RAG

General-purpose language models can be fine-tuned to achieve several common tasks, such as sentiment analysis and named entity recognition. These tasks generally don't require additional background knowledge.

For more complex, knowledge-intensive tasks, it's possible to build a language-model-based system that accesses external knowledge sources to complete them. This enables more factual consistency, improves the reliability of the generated responses, and helps to mitigate the problem of "hallucination".

Why LLMs Need RAG?

LLMs are essentially highly advanced text-prediction engines trained on massive, but static, datasets. This creates a few fundamental problems that RAG directly solves:

The Knowledge Cutoff: Training an LLM from scratch takes months and millions of dollars. By the time a model is released, its knowledge of current events is already outdated. RAG allows the model to access the internet or live databases to pull in news, stock prices, or updated data without needing a full retraining.
Reducing Hallucinations: When a standard LLM doesn't know an answer, it tends to confidently guess or make things up (hallucinate). RAG forces the model to ground its response in actual retrieved facts, significantly increasing accuracy.
Providing Verifiable Sources: Because a RAG system actively pulls specific documents or web pages to answer a prompt, it can "show its work" by providing direct links and citations so users can verify the information.

How RAG Works

Think of a standard LLM as a student taking a closed-book exam, relying only on their memory. A RAG system turns it into an open-book exam.

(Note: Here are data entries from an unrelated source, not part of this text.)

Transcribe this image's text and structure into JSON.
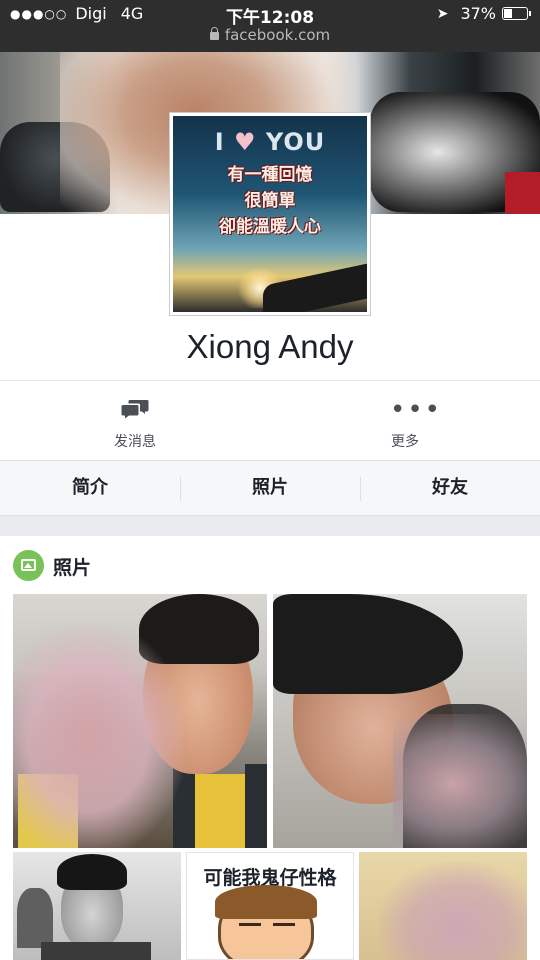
{
  "status_bar": {
    "carrier": "Digi",
    "network": "4G",
    "time": "下午12:08",
    "battery_percent": "37%",
    "battery_level": 0.37,
    "url": "facebook.com"
  },
  "profile": {
    "name": "Xiong Andy",
    "picture_text": {
      "title_left": "I",
      "title_heart": "♥",
      "title_right": "YOU",
      "line1": "有一種回憶",
      "line2": "很簡單",
      "line3": "卻能溫暖人心"
    }
  },
  "actions": {
    "message_label": "发消息",
    "more_label": "更多"
  },
  "tabs": [
    {
      "label": "简介"
    },
    {
      "label": "照片"
    },
    {
      "label": "好友"
    }
  ],
  "photos_section": {
    "title": "照片",
    "photo4_caption": "可能我鬼仔性格"
  },
  "colors": {
    "status_bar_bg": "#2e2e2e",
    "photos_icon_green": "#78c257",
    "tab_bar_bg": "#f6f7f9",
    "separator": "#e9ebee"
  },
  "icons": [
    "lock-icon",
    "location-arrow-icon",
    "battery-icon",
    "message-icon",
    "more-dots-icon",
    "photos-icon"
  ]
}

Retrieval: When you ask a question (e.g., "What was the score of last night's cricket match?"), The system doesn't immediately send it to the LLM. First, it uses a search engine or a vector database to find the most relevant and recent articles or data snippets.
Augmentation: The system takes your original question and appends the freshly retrieved information to it in the background.
Generation: The LLM reads this augmented package (your prompt + the newly found facts) and synthesises a natural, coherent, and highly accurate answer.

Meta AI researchers introduced a method called Retrieval Augmented Generation (RAG) to address such knowledge-intensive tasks. RAG combines an information retrieval component with a text generator model. RAG can be fine-tuned and its internal knowledge updated efficiently without retraining the entire model.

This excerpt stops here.